The child: By letting fall things and
throwing them, a child will learn that things fall down. Here no formal
planning, execution or analysis is involved, and the causal interpretation is
taken care of by our intuition. This and subsequent examples are causal
question since they answers what happens, if we do something.
High
school experiment: Knowing
that things fall down, we would like to know how long stones of different sizes
take to fall down. We device the experiment to find this out. We measure
falling times. We graph them, and we draw our conclusions. Here, the causal
question comes first, the art is then to set up the experiment adequately, and an
informal analysis of the data suffices to answer our question.
Statistical
experiment: This is
similar to the previous examples, except that variability becomes important.

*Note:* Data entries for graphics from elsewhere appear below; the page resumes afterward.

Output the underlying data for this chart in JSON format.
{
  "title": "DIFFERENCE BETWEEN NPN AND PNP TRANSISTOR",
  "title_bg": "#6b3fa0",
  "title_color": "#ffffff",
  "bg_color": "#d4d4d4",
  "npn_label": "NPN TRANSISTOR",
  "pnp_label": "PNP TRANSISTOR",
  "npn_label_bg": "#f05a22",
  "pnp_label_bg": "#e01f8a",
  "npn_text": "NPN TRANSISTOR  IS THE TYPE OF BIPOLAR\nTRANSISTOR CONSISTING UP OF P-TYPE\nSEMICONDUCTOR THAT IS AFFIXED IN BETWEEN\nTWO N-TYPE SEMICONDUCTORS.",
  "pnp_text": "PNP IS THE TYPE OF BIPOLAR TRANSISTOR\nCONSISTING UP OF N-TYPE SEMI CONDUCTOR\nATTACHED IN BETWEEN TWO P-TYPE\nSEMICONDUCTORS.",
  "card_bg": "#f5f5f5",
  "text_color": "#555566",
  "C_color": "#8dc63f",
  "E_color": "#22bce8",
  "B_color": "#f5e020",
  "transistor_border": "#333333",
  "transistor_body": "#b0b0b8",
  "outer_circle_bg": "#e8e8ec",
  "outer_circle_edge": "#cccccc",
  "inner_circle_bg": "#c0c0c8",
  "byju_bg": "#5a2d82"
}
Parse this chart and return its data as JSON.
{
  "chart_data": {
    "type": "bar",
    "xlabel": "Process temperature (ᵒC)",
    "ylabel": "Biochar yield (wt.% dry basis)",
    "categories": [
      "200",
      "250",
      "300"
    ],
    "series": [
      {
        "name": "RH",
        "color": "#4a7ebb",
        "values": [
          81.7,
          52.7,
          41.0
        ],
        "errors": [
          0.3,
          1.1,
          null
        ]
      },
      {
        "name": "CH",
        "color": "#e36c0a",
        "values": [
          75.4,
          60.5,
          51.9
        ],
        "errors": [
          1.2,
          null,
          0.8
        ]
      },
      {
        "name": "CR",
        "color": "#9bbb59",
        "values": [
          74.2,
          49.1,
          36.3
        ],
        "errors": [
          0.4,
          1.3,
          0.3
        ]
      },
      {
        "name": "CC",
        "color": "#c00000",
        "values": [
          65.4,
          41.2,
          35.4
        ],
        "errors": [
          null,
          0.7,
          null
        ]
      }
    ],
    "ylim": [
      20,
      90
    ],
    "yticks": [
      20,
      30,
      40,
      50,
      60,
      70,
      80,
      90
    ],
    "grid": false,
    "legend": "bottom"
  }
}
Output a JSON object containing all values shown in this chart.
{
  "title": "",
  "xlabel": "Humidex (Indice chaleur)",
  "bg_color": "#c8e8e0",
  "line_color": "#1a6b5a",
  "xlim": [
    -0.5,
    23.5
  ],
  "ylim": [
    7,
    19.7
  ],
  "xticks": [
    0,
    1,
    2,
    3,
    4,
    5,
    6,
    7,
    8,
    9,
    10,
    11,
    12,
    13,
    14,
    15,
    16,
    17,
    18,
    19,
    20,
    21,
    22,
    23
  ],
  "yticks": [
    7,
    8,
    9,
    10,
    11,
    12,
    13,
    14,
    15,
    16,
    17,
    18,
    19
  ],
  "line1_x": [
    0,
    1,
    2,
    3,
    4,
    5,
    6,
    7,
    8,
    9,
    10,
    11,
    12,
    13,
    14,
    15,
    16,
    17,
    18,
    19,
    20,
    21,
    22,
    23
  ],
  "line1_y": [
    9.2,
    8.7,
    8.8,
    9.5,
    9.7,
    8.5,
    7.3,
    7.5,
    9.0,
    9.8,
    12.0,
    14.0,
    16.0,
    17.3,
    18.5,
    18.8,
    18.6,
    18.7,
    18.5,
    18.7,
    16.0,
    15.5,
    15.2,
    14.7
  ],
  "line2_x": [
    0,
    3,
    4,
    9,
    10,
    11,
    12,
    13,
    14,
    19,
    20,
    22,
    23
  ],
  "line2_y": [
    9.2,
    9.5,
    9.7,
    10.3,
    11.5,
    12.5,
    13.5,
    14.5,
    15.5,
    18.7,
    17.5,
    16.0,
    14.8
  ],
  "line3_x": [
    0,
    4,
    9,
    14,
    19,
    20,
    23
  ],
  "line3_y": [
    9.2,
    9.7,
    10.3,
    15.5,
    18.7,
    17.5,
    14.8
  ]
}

For example, once we know how long it take for things to fall down, and that
this seems to be similar for objects of different weights, we would like to
find out whether these times are exactly the same for a stone and a piece of
wood. We measure again the times it takes to reach ground. But this time, we
need to measure repeatedly to be able to come to conclusions. And we probably
want to use statistical hypothesis testing to express how sure we are about our
finding whether it takes the same time for both objects, or not. Here, again
the causal question comes in the beginning, the art is to set up the experiment
adequately. In contrast to the previous example, augmenting the analysis with
statistical hypothesis tests helps to express and communicate our findings.
Randomized
trial: When
studying heterogeneous populations, we need to ensure that the subjects which
we are studying are representative of the population. Or in other words, we
need to avoid that our selection process affects and confounds the results. One
robust possibility is to use randomization and select subjects randomly. Thus
again, to be able to come to causal conclusions, we must set up our experiment appropriately
with a good understanding of the causal question, and then can make an analysis
taking advantage of the setup to get answers.
Observational
study: When it is
not possible to execute experiments that ensure causal interpretation of the results,
we need to use our zoo of models or rather a selected model from our zoo to analyze
the data that we obtain.
The
doctor: The doctor needs
to identify the best treatment for a given patient. This will be based on
results from randomized clinical trials but needs to take into account that
patient are different and that different alternative treatment options exist. Here,
the doctor needs to use his zoo of models to evaluate the different options and
come up with a recommendation. This example is to say that even, if it was
possible to separate the experiment from the causal model using randomization, results
must be integrated back into models to come up with decisions.
The
black swan: The
example of the “The doctor” may suggest that trying to avoid using causal
models for the analysis of data is a lost effort, since in many situations we
will have to use the models anyway. The counterexample is our intrinsic urge to
maintain our zoo of models intact, independent of what happens. This is nicely described
by (Taleb, 2007) and constitute an important
argument to execute careful experiments and analyses whenever possible.
Coming back
when doing experiments and analyzing the data obtained, we inevitably match
what we find with our zoo of models. Usually, it is good practice to separate
out the model from the experiment and its analysis, i.e., to use the model zoo only
to give the question and to design the experiment, in a way that the analysis
can be done without model and the result can be used to feed the zoo. In some
cases, questions can only be answered by using some (causal) model as part of
the analysis. In any case, when it comes to the point of making decisions, we
have to use our zoo of models.
References
Harari, Y.N., 2015. Sapiens: A Brief History of Humankind. Harper Collins Publishers, New York, NY.
McElreath, R., 2020. Statistical Rethinking, Statistical Rethinking. https://doi.org/10.1201/9780429029608
Pearl, J., Mackenzie, D., 2018. The Book of Why.
Taleb, N.N., 2007. The Black Swan: The Impact of the Highly Improbable (Random House, 2007).